7.1 Déception

Vers 20 heures, Cinthya me libère et je dois avouer que je suis un peu déçue de cette journée. Non seulement je n’ai pas pu voir Matthew, mais j’ai passé mon temps à récurer chaque recoin du bar. Heureusement, le fait de m’être bien nourrie m’a permis de garder le contrôle sur mon toucher et de pouvoir accomplir mes corvées sans trop de difficulté. C’est plutôt ma concentration qui en a pris un coup et, si je souhaite tenir le même rythme demain, il va me falloir chasser cette nuit et me montrer rapidement au domaine. Je n’ai pas envie de me faire sermonner parce que je gaspille mon éther pour assouvir une curiosité mal placée. Par chance, nous sommes une espèce solitaire et ne cherchons pas spécialement la compagnie de nos semblables. Si je reviens de temps à autre au manoir pour nourrir mes congénères, je pourrais demeurer à ma guise parmi les humains.

Avant de me plier à mes obligations de cauchemar, je passe à l’hôtel Myriador qui se trouve un peu plus loin dans la rue. En même temps, on ne peut pas le louper. Le tapis rouge déroulé dans la rue, la barrière de corde au métal doré, l’allée décorée de cyprès en pot finement taillés et le portier qui fait le pied de grue devant le tambour d’entrée sont d’autant d’éléments qui crient au luxe, un faste qu’affectionne Astrid, un lieu à sa propre image.

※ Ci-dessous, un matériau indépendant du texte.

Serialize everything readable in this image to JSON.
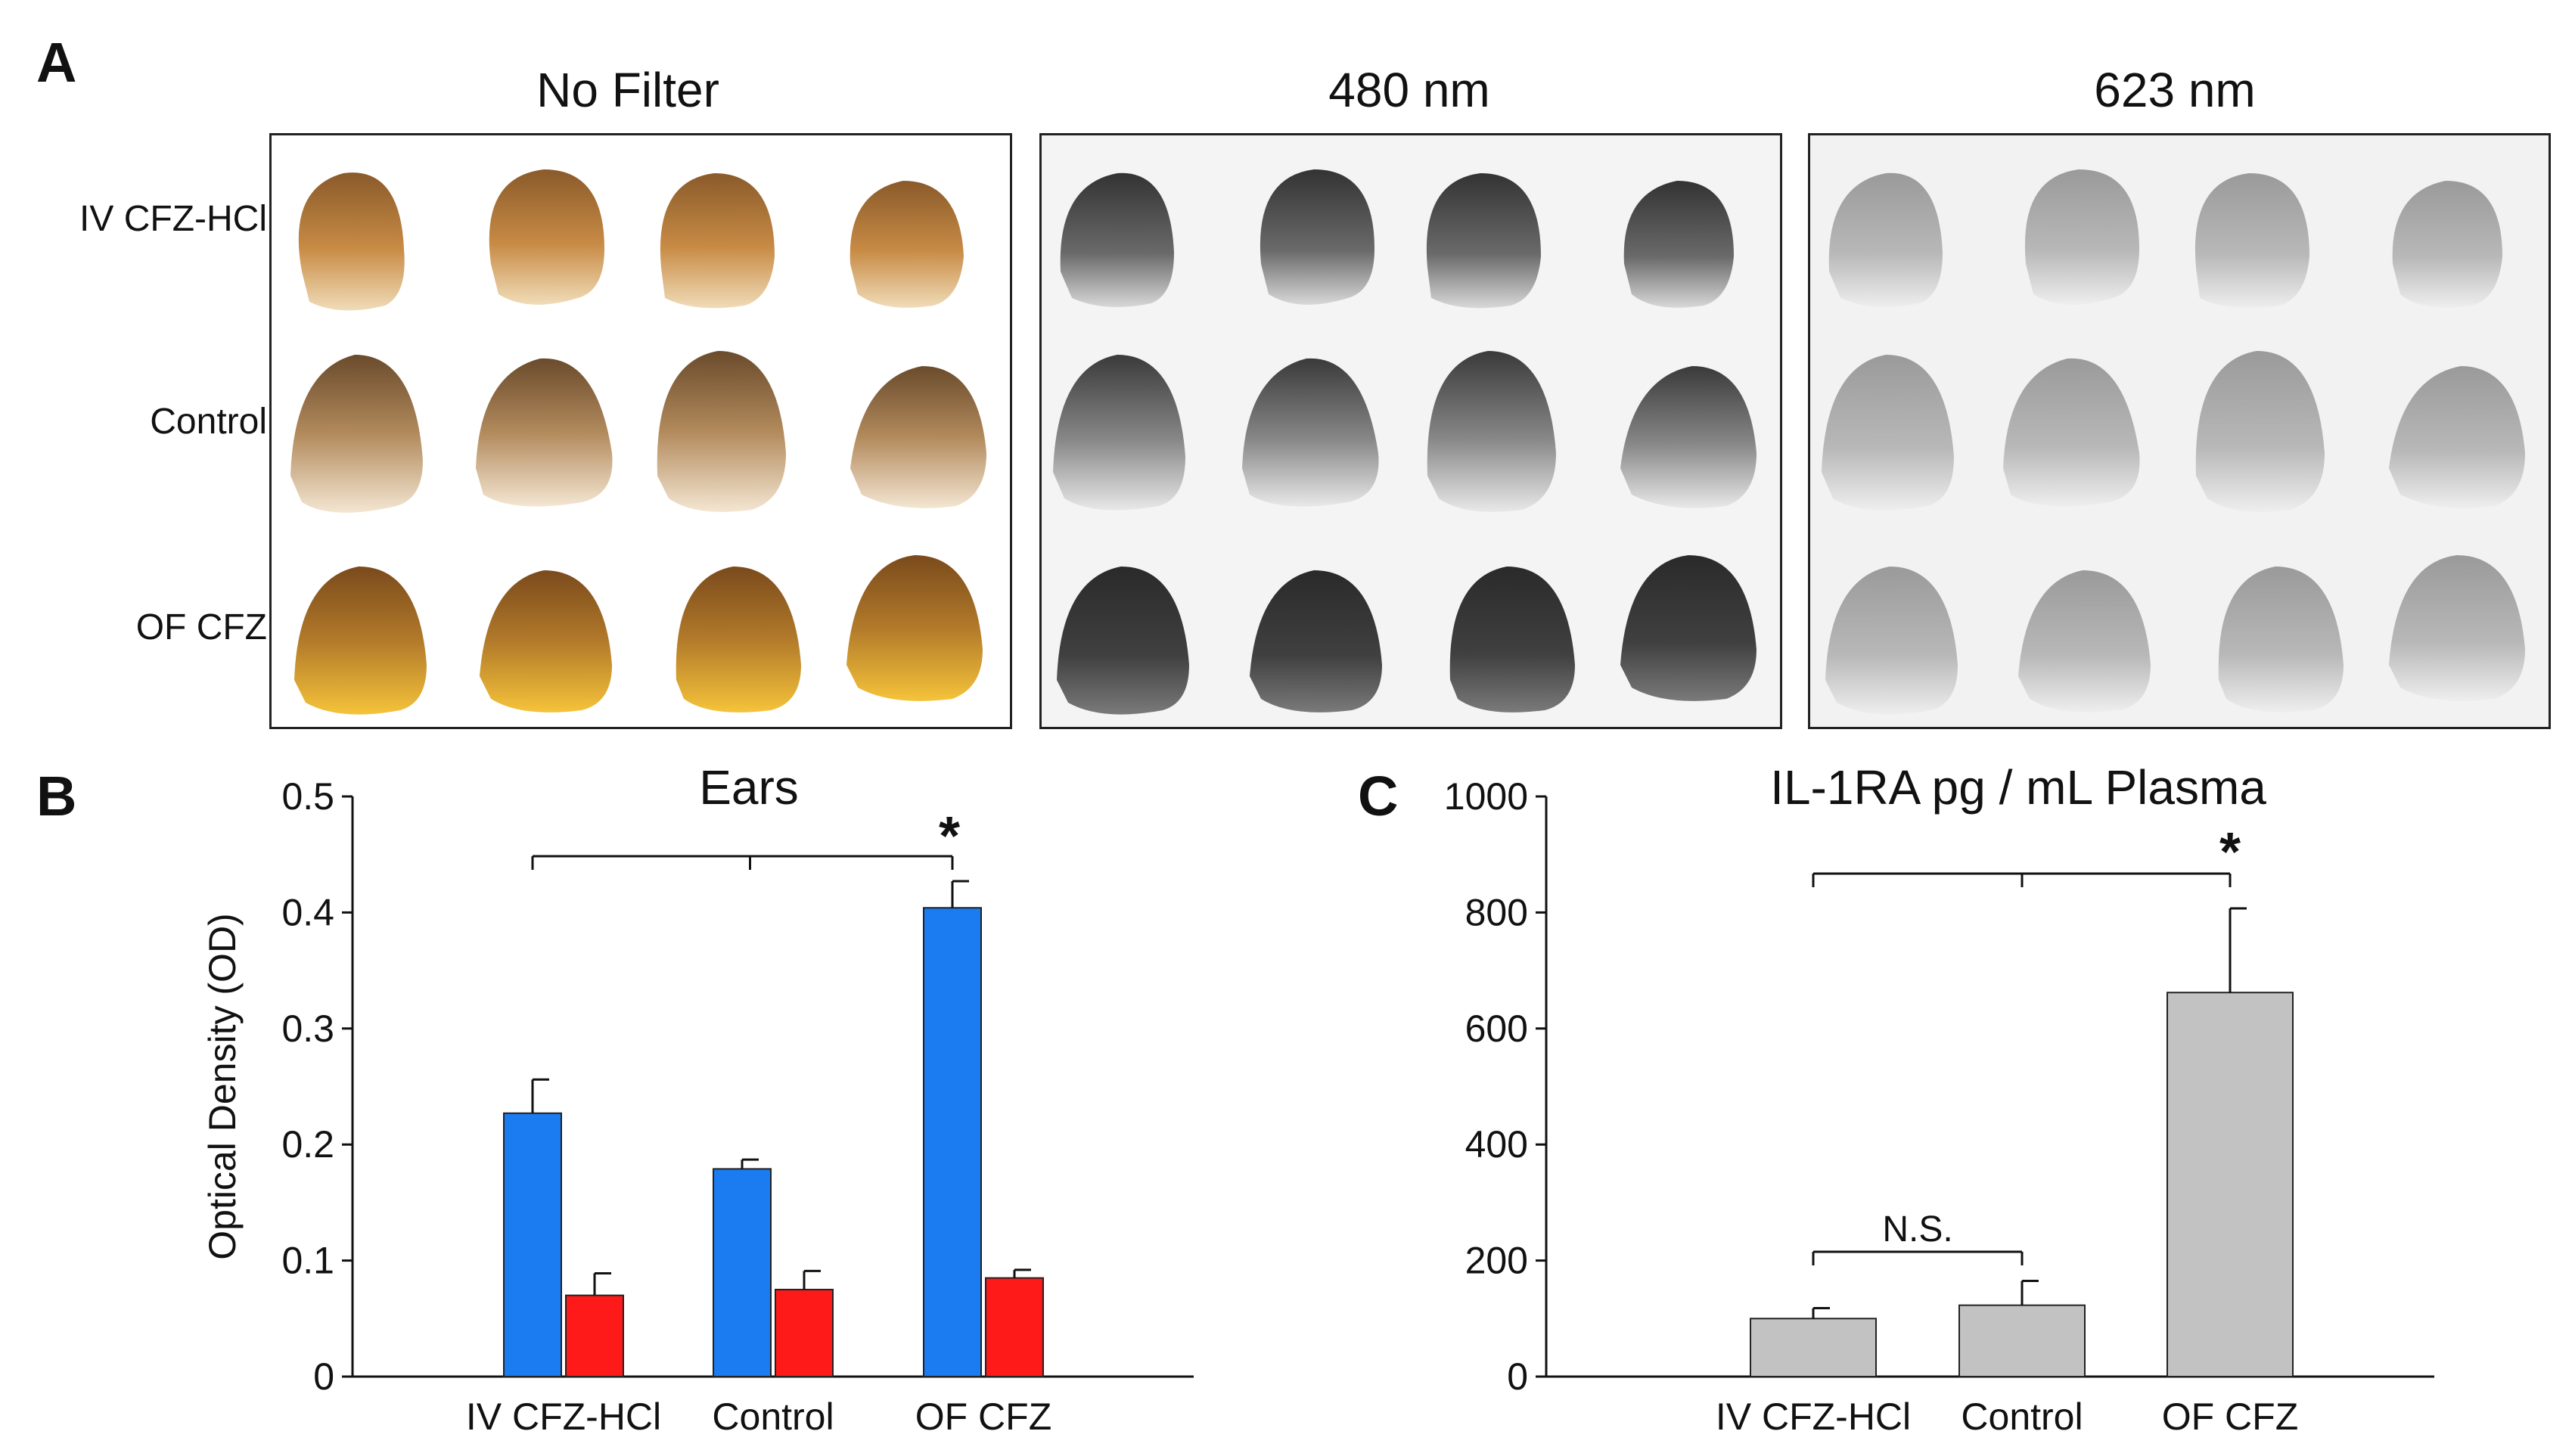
{
  "panel_letters": {
    "a": "A",
    "b": "B",
    "c": "C"
  },
  "panel_a": {
    "filters": [
      "No Filter",
      "480 nm",
      "623 nm"
    ],
    "rows": [
      "IV CFZ-HCl",
      "Control",
      "OF CFZ"
    ]
  },
  "chart_data": [
    {
      "type": "bar",
      "title": "Ears",
      "ylabel": "Optical Density (OD)",
      "xlabel": "",
      "categories": [
        "IV CFZ-HCl",
        "Control",
        "OF CFZ"
      ],
      "series": [
        {
          "values": [
            0.227,
            0.179,
            0.404
          ],
          "errors": [
            0.029,
            0.008,
            0.023
          ],
          "color": "#1a7cf0"
        },
        {
          "values": [
            0.07,
            0.075,
            0.085
          ],
          "errors": [
            0.019,
            0.016,
            0.007
          ],
          "color": "#ff1a1a"
        }
      ],
      "ylim": [
        0,
        0.5
      ],
      "yticks": [
        "0",
        "0.1",
        "0.2",
        "0.3",
        "0.4",
        "0.5"
      ],
      "significance": [
        {
          "marker": "*"
        }
      ],
      "grid": false
    },
    {
      "type": "bar",
      "title": "IL-1RA pg / mL Plasma",
      "ylabel": "",
      "xlabel": "",
      "categories": [
        "IV CFZ-HCl",
        "Control",
        "OF CFZ"
      ],
      "series": [
        {
          "values": [
            100,
            123,
            662
          ],
          "errors": [
            18,
            42,
            145
          ],
          "color": "#c2c2c2"
        }
      ],
      "ylim": [
        0,
        1000
      ],
      "yticks": [
        "0",
        "200",
        "400",
        "600",
        "800",
        "1000"
      ],
      "significance": [
        {
          "marker": "*"
        },
        {
          "marker": "N.S."
        }
      ],
      "grid": false
    }
  ]
}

— Où allez-vous ainsi, mademoiselle ?! m’arrête le portier.

Il me détaille sous toutes les coutures. Il est évident que je fais tache parmi la clientèle huppée de l’établissement. Je ne me démonte pas pour autant et sors de mon sac à main la carte de visite qu’Astrid m’a donnée ce matin.

— Madame Chaullac m’a autorisée à lui rendre visite quand cela me chante, rétorqué-je en lui présentant le bristol.

Il le détaille puis me jauge.

— Un instant, je vous prie.

Son ton s’est adouci, comme c'est étonnant !

Je pourrais l’envoûter mais si je veux tenir la distance durant les jours à venir, je dois m’économiser, surtout lorsque j’ai d’autres moyens à ma disposition.

L’employé, dans son uniforme sombre brodé d’or, s’empare du combiné d’un vieux téléphone, posé sur sa banque d’accueil protégée par le haut-vent de l’hôtel. Il ne tourne le cadran qu’une seule fois à l’aide d’un doigt et patiente.

— Oui, c’est l’entrée. Est-ce que Madame Chaullac est disponible, s’il te plaît ?

Quelques secondes s’écoulent.

— Merci, répond-il avant de raccrocher. Madame Chaullac n’est pas là pour le moment et nous ne savons pas quand elle réintégrera l’établissement. Voulez-vous lui laisser un message ?

C’est bien ma veine…

Mais je ne désespère pas, il me reste sept jours avant la désactivation de ma carte.

— Ça ira, je vous remercie. Je repasserai.

Il me salue d’un hochement de tête avant que je m’en aille.

En marchant dans la rue, je réfléchis à mes possibilités d’action. Je suis encore surchargée d’énergie grâce à Matthew et peux très bien rentrer au manoir nourrir les miens avant de repartir en chasse pour manger à mon tour. Ainsi, la journée de demain ne sera pas trop difficile à supporter. Avec ce que je leur ai apporté avant-hier et ce que je leur offrirai ce soir, les cauchemars juvéniles tiendront largement plusieurs jours. Aussi, les cauchemars trop affaiblis par des semaines, voire des mois de diète pour partir en chasse, retrouveront l’énergie nécessaire pour se remettre au travail. Je ne devrais pas subir de questions embarrassantes sur mes absences.

Je louvoie dans les rues jusqu’à l’extérieur de Présire. Le soleil commence à décliner dans le ciel aux teintes roses et orangées. Cette nuit sera plus calme. En début de semaine, les gens travaillent et les établissements de nuits n’ouvrent que le week-end, même en plein mois d’août. Il me faudra chasser hors de la ville. J’ai mes petites habitudes et sais parfaitement où je me rendrais après ma visite au domaine.